C’est ce que l’on appelle la discrimination. Ce qui est très drôle, c’est que vous citez des films qui ont quand même un passif, celui d’un Cinéma d’une époque qui date de plus de 10 ans. Il y a eu quand même entre-temps d’autres films qui sont surtout des comédies et je crois que c’est cela qui est intéressant. Rue cases-nègres, Aliker ou Jean Galmot, aventurier… – et j’ajouterai également Neg’Maron – sont des films qui ont plutôt une tendance à la dramaturgie et œuvres pour une meilleure connaissance de l’Histoire des Antilles. Aujourd’hui, il y a une dizaine de films de ce même acabit mais qui sont plutôt portés vers la comédie. C’est ça, le virage. Je crois qu’aujourd’hui les médias français acceptent de plus en plus que ce « filon historique » disparaisse au profit de comédies portées par l’Outre-Mer. Moi, je dis non ! Il ne faut pas que ce soit unilatéral. Il existe encore bien d’autres films d’autres sensibilités que les comédies.

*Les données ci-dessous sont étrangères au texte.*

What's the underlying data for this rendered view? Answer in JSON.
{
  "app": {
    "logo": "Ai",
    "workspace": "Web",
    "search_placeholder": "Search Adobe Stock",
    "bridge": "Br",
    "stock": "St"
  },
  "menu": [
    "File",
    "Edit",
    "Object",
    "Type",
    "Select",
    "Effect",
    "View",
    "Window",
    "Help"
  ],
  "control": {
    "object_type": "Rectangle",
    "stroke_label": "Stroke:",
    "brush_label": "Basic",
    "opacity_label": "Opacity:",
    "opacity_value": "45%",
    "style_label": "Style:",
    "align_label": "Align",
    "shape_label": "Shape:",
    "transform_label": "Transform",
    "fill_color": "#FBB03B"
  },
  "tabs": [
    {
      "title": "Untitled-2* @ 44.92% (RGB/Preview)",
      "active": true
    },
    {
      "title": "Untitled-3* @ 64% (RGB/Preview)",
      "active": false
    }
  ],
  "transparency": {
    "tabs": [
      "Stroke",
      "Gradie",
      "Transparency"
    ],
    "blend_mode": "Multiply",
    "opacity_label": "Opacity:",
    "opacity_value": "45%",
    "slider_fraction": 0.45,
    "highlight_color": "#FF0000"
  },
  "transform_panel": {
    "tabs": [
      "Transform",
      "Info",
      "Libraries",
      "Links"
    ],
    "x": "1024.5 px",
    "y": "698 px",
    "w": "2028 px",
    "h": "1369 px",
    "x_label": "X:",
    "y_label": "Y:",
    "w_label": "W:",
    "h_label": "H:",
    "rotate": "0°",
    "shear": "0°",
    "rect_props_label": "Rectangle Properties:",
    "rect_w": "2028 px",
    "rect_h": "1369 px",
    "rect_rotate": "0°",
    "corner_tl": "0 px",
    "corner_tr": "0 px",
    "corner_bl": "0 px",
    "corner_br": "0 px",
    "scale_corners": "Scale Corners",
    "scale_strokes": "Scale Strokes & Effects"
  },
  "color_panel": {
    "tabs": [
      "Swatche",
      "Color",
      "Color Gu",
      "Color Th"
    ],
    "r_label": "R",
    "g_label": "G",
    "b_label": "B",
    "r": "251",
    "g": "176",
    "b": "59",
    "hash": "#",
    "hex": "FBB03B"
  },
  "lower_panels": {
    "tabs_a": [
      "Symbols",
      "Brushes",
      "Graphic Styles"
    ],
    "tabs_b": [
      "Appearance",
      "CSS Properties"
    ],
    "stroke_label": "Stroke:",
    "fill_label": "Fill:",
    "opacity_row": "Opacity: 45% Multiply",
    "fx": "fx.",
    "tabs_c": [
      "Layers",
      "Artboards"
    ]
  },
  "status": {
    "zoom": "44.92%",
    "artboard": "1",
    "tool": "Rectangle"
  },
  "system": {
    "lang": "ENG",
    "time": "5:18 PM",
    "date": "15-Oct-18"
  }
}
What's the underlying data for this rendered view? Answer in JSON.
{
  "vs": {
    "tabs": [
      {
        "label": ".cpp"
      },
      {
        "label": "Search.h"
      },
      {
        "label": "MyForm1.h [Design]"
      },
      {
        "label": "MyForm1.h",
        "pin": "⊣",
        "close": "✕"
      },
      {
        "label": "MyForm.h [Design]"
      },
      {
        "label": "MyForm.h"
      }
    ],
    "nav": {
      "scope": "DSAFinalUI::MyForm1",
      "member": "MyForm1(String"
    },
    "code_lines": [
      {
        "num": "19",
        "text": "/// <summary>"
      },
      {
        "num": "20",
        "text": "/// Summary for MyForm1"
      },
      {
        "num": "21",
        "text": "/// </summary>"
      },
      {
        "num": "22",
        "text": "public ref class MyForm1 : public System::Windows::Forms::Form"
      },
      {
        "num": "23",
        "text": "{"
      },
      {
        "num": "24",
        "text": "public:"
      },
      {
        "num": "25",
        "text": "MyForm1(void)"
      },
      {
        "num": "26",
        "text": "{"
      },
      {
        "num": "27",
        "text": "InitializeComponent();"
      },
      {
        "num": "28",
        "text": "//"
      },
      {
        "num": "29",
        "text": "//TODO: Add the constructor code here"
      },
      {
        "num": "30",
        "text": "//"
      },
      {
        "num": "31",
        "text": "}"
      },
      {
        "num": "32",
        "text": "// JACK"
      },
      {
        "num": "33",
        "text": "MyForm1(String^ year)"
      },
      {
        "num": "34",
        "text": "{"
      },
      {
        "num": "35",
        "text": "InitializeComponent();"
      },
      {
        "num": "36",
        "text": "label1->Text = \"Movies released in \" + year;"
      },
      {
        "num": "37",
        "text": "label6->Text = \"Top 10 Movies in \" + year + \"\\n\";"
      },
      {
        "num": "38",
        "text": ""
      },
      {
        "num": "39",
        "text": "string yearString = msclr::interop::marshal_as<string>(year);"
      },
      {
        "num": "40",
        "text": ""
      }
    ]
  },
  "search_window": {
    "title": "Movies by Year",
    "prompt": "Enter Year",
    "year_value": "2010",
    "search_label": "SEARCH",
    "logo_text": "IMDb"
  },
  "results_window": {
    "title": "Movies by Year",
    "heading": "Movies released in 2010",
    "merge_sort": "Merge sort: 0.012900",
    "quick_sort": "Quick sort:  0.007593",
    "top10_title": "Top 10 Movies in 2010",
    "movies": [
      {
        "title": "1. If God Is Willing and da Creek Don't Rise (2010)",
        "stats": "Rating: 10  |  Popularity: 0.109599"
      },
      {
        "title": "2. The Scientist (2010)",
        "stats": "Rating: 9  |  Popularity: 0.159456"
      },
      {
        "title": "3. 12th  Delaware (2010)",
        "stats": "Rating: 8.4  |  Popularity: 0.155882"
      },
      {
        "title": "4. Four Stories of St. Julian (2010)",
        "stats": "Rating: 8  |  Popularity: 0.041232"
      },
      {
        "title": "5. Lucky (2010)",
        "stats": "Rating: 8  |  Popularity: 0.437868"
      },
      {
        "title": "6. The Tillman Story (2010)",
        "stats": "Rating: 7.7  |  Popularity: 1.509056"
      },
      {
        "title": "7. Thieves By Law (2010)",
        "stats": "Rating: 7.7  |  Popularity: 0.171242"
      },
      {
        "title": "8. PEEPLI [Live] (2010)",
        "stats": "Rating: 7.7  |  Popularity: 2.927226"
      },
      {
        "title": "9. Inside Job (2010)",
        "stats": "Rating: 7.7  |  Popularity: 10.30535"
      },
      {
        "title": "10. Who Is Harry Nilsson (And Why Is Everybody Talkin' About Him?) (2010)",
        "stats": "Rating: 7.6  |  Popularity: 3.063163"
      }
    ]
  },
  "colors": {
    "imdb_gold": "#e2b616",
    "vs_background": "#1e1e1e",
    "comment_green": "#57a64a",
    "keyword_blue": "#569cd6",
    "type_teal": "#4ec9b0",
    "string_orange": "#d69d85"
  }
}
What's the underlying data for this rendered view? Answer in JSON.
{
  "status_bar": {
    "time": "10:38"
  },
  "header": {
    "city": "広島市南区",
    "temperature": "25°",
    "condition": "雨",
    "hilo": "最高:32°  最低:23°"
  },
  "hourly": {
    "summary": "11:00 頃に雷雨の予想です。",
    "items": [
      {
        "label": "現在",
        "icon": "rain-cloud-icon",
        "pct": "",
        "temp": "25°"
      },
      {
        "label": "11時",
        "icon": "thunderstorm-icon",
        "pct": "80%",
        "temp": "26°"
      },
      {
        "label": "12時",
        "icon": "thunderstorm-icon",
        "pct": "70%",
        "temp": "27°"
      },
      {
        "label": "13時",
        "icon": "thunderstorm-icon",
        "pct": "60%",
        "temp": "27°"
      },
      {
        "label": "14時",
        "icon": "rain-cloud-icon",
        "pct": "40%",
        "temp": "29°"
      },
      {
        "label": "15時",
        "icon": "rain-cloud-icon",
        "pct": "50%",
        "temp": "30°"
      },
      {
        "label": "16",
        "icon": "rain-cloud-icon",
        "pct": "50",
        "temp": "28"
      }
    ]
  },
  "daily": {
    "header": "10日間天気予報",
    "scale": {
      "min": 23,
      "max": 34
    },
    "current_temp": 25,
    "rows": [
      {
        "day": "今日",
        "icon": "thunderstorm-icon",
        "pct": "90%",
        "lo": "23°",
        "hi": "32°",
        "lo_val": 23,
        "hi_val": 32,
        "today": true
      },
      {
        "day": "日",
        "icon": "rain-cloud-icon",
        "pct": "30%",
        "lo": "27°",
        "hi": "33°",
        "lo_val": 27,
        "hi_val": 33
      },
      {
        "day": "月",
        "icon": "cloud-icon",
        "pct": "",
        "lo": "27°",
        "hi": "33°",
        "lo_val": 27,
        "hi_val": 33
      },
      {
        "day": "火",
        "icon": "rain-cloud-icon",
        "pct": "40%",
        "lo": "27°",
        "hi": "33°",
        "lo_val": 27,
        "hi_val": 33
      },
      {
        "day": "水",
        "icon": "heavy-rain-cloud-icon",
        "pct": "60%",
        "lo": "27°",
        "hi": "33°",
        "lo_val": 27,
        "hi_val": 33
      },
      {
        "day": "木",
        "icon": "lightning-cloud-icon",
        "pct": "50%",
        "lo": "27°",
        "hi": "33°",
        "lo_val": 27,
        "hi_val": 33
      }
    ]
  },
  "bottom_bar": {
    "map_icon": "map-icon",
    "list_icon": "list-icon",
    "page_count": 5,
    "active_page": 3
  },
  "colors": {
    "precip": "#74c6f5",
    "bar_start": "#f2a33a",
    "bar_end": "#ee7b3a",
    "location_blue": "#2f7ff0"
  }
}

Le Noir n’est pas « Martine ». Ce n’est pas « Martine à la plage » ou « Martine à la montagne ». Aujourd’hui, on retire le Noir de son contexte urbain pour le placer dans un contexte plutôt fragile et on voit comment il se défait de ces situations, un peu comme Tintin… C’est ce qui me déplaît dans ces comédies où le Noir est comme Tintin dans des endroits complètement absurdes et on voit comment il réagit par rapport à cette hostilité. Certes, c’est un classique du Cinéma… Le Cinéma américain l’a fait avant nous et c’est ce qui se passe actuellement dans le Cinéma français. Mais le Cinéma d’Outre-Mer, africain ou maghrébin mérite beaucoup mieux que ces comédies poussives, affligeantes ou bien faites – peu importe – mais qui nous ramènent systématiquement à des contextes drôles et aliénants.
Comment jugez-vous le travail sur la mémoire afro-descendante engagé par Hollywood ces 20 dernières années ?
Très intéressant ! Les Américains ou les Afro-américains s’emparent beaucoup plus facilement de leur Histoire. Je pense qu’il y a une trentaine ou une cinquantaine de films sur le Vietnam. Il y a aussi beaucoup de films sur l’Esclavage. Même s’il y a encore beaucoup de difficultés chez eux – mais beaucoup moins que chez nous ! -, ils ont une faculté, d’abord financière évidemment, à s’emparer de leur Histoire et à l’amener dans le débat public. Le Cinéma est un Art, un Art d’engagement qui doit réveiller les consciences et doit aussi distraire. Retrouver le grand public à travers des films de niche… Aujourd’hui, dans ce Cinéma dans lequel moi je me trouve bien – qui est celui de Ken Loach, de Spike Lee, de Charle Lane, de Terence Malick, d’Audiard, de Mathieu Kassovitz et bien d’autres –, il faut s’emparer des faits qui ont été oubliés de l’Histoire et les porter avec épique. Il ne s’agit pas de faire des films documentaires mais plutôt de fiction qui puissent avoir une portée universelle. Ce n’est malheureusement pas ce que le Cinéma français produit de mieux en ce moment… Il faut se battre car, comme toujours, lorsque l’on essaie de faire des choses particulières, qui sortent de la tyrannie de l’audimat, il y a moins de gens qui viennent. Mais j’ai plutôt bon espoir parce que ces films sont souvent très bons et le public répond présent !
QUESTION BONUS :
Quel est votre film “historique” préféré et pourquoi ?
J’apprécie autant les films d’auteurs que ceux destinés au grand public… Lorsque j’étais adolescent, Le Cid d’Anthony Mann m’avait vraiment fasciné. Il y avait ce côté épique que j’essaie de retrouver dans mes films. Sinon, le film « historique » qui m’a le plus bouleversé est La Bataille d’Alger de Gillo Pontecorvo.